Q: I am a regular visitor of your site. I swim four times a week. My question is that due to swimming my hair and skin have become rough. Is chlorinated water harmful? What shall I apply before and after swimming on my skin and hair to avoid any damage? I do wear a cap and apply a moisturiser on my face before going into the pool. What precautions should I take? Swimming is a perfect exercise and I don't want to give it up.

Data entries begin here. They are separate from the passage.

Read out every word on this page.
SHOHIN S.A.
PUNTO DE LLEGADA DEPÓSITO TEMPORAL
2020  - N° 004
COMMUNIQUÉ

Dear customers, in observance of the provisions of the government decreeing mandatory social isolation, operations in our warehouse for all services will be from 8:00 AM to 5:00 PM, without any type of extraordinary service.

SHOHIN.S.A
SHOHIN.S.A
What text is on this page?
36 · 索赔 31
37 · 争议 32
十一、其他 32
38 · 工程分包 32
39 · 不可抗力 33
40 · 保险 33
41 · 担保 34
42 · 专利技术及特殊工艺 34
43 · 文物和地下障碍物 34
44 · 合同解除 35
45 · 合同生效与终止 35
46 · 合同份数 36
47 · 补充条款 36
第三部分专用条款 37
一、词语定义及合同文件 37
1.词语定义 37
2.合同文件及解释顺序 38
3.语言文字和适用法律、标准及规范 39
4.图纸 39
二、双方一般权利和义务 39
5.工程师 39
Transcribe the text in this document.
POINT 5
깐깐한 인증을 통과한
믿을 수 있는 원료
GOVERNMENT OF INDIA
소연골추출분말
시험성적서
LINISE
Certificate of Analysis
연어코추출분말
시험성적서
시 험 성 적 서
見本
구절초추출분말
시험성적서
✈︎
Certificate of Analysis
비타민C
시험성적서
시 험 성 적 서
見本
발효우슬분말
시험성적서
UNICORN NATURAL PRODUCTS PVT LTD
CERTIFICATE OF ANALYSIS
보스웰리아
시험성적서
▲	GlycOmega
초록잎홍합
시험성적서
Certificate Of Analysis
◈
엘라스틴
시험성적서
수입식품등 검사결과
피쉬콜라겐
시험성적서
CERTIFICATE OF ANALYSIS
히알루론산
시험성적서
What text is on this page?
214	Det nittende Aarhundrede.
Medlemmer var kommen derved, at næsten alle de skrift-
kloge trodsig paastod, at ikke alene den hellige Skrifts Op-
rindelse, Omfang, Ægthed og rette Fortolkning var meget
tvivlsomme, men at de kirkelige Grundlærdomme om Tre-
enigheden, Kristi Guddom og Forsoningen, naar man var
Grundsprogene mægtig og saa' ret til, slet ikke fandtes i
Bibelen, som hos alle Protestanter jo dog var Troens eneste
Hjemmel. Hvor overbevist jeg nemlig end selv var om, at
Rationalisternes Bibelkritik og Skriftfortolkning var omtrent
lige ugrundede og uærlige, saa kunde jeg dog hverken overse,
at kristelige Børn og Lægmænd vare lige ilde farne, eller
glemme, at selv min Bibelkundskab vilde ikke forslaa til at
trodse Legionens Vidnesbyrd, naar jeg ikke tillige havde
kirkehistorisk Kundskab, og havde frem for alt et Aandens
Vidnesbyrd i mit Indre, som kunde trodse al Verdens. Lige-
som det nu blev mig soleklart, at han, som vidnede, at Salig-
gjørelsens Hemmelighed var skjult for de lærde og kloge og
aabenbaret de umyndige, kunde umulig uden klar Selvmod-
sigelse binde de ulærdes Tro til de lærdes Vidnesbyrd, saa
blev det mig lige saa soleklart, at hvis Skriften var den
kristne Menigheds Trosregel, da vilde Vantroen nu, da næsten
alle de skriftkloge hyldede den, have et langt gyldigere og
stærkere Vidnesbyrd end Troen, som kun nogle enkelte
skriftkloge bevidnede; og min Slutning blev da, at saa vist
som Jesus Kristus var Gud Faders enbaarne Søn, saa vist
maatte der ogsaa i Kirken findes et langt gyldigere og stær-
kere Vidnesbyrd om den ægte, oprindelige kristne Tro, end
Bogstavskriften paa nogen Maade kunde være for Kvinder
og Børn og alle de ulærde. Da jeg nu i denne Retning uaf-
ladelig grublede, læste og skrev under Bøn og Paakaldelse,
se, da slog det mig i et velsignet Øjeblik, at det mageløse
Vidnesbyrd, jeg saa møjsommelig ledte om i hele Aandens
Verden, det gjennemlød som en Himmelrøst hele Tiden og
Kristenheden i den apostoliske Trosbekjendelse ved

A:First of all, you need to understand that the chlorine isn't what is causing your problem. Being immersed in water for long periods of time is basically taking its toll on your skin and hair. Chlorine may seem harsh, but the amount diluted in a swimming pool doesn't have much of an effect on skin. Water, though, removes the thin layer of surface oil on skin that normally locks in moisture. Without that protective layer, fluid in the skin and surrounding cells evaporates rapidly, drying the skin. Lack of moisture also causes tiny fissures to develop, allowing the skin to become irritated and itchy. Again for hair, chlorine isn't the culprit. Water is responsible for drying out the hair, and copper, which leaches out from pool pipes can cause blond hair to turn green (not in your case; I was merely citing an American study). Swimmers who want to protect their hair should take the following precautions:

  • Wear a rubber bathing cap. Although it doesn't keep all of the water out, it helps.
  • Before putting the bathing cap on, put conditioner in your hair.
  • After swimming, rinse hair with tap water, preferably using shampoo.
  • To dry hair, don't rub. Pat or squeeze gently and/or wrap in a towel.
  • Use a wide-tooth comb, not a brush, to detangle wet hair.
  • Go light on hair colouring, perming, waves, hot curlers/combs, and blow dryers. Blow dryers, if used, should be on medium or cool settings.
  • Treatment would be to replace the lost layer of oil with a lubricating cream or lotion.
  • Lotions, because they are thinner than creams, are easier to apply. But if your skin is extremely dry, a cream will give you more protection. Whichever lubricant you choose, the best time to apply it is after showering, when your skin is still slightly damp. In the winter, when dry air tends to worsen the problem, you may want to smooth on some cream or lotion several times throughout the day.